The paucity of top road-racing events in the US forced Evans to look further afield in 1976. He hooked up to the endurance racing scene in Europe and, after running the fastest lap on a TZ750 at the Bol d’Or, he scored a ride on a works Honda RCB1000 for the Thruxton endurance race in Britain.
In early 1977, the fates of Cleek and Evans intersected at the medieval town of Imola. Cleek had finished eighth at Daytona and Charlotte on his new TZ750D sponsored by Bel-Ray. He and Evans turned down offers to contest the inaugural street races at Long Beach to instead enter the Imola 200 on 3 April.
Evans rode brilliantly in the first leg, dicing with Gregg Hansford’s factory Kawasaki KR750 before getting the better of the Aussie to sit third in the world’s richest F750 race.
Then on lap 14 in his best-ever showing, Evans crashed at Tamburello at 270km/h, his bike striking him in the high-speed fall.
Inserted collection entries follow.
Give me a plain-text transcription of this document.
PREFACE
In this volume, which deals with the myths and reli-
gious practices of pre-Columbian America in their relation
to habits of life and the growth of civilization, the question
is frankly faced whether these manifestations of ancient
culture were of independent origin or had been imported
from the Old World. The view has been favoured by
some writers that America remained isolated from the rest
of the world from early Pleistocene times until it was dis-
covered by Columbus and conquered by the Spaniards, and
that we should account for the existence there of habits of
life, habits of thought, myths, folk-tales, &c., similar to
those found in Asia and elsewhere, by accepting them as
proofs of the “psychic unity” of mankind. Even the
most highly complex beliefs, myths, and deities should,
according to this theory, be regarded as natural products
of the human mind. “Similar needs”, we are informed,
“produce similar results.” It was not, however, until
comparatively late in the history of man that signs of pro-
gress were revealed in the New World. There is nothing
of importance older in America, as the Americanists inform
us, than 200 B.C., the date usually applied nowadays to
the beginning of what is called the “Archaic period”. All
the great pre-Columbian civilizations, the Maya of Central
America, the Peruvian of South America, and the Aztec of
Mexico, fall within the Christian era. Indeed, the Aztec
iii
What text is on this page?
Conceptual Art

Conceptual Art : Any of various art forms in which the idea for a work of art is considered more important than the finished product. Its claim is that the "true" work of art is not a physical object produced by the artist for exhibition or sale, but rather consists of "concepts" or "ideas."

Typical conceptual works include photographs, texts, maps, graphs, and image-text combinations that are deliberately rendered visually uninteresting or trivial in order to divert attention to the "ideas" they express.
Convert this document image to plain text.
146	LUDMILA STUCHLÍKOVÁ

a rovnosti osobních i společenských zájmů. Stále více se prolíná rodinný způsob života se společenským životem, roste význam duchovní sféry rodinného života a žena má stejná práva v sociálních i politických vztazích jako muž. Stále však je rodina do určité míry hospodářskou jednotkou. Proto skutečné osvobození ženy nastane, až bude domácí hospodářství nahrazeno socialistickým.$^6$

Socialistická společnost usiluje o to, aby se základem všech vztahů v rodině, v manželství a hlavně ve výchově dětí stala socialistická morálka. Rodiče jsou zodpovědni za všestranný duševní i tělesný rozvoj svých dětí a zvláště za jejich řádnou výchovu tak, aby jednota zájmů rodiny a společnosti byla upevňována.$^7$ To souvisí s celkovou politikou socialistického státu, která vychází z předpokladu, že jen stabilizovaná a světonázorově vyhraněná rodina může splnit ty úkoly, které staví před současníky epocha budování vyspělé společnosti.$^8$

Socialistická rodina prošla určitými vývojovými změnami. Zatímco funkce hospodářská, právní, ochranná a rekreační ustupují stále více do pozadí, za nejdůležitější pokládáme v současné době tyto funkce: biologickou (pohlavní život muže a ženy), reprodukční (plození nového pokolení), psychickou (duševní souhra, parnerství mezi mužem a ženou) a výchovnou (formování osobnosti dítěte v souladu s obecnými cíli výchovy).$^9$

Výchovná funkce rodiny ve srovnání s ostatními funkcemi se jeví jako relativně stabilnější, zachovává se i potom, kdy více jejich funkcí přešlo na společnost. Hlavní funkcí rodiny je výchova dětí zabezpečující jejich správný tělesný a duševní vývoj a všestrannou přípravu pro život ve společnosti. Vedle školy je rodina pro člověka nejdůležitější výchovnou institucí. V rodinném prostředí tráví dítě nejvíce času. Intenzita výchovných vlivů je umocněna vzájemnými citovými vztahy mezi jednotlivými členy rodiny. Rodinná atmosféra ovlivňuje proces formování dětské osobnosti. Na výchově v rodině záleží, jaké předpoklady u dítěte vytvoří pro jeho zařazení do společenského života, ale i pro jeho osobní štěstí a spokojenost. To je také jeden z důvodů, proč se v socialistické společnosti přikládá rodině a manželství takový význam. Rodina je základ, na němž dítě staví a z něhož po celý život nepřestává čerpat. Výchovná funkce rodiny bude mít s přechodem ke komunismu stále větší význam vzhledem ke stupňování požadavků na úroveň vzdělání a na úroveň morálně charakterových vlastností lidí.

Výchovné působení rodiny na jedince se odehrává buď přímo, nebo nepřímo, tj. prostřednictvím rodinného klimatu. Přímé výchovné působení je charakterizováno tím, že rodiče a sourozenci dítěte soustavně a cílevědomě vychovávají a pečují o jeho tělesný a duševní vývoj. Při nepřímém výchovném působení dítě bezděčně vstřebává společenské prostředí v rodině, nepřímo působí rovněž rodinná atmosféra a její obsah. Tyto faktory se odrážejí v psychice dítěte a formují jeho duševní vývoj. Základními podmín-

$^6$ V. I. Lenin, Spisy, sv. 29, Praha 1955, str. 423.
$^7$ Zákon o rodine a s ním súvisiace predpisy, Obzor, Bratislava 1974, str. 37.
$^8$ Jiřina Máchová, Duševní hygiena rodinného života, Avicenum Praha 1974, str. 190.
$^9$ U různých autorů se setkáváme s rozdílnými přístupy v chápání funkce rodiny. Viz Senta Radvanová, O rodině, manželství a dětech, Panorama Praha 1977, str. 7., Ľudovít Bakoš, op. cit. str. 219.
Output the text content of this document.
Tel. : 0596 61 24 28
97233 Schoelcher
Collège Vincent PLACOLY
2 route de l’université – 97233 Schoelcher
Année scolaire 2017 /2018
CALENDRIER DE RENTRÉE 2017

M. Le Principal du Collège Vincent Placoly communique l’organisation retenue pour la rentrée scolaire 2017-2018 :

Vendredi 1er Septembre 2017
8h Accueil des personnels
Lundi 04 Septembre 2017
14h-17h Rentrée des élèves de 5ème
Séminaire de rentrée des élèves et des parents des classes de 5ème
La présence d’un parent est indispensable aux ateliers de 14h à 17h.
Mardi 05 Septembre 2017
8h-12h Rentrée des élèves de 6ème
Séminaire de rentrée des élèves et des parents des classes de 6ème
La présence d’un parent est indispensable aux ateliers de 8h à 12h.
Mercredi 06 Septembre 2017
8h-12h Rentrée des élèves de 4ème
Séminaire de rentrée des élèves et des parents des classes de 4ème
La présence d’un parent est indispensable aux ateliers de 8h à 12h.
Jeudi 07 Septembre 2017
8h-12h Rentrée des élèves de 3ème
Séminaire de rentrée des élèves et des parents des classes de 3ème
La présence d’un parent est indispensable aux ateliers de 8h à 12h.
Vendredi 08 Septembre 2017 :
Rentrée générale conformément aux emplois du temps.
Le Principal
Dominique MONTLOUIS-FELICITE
He was rushed to hospital in Bologna where he lapsed into a coma but died later in the week from his injuries.
Cleek didn’t figure in the major placings at Imola and was returning to his hotel in a car with Kiefer and translator Giuseppi Geraci when they were involved in a horrific collision that claimed the lives of all three men.
At the time, America was on the cusp of its world championship dominance, commencing with Hennen and Roberts. It’s a tragedy Randy Cleek and Pat Evans were not part of that early New World revolution. For the Evans family the loss was made sadder by Pat never reconciling with his father.
Both are fondly remembered for their down-to-earth natures and exceptional talents. Cleek’s Yamaha TZ750 is on display at the Barber Vintage Motorsports Museum in Alabama.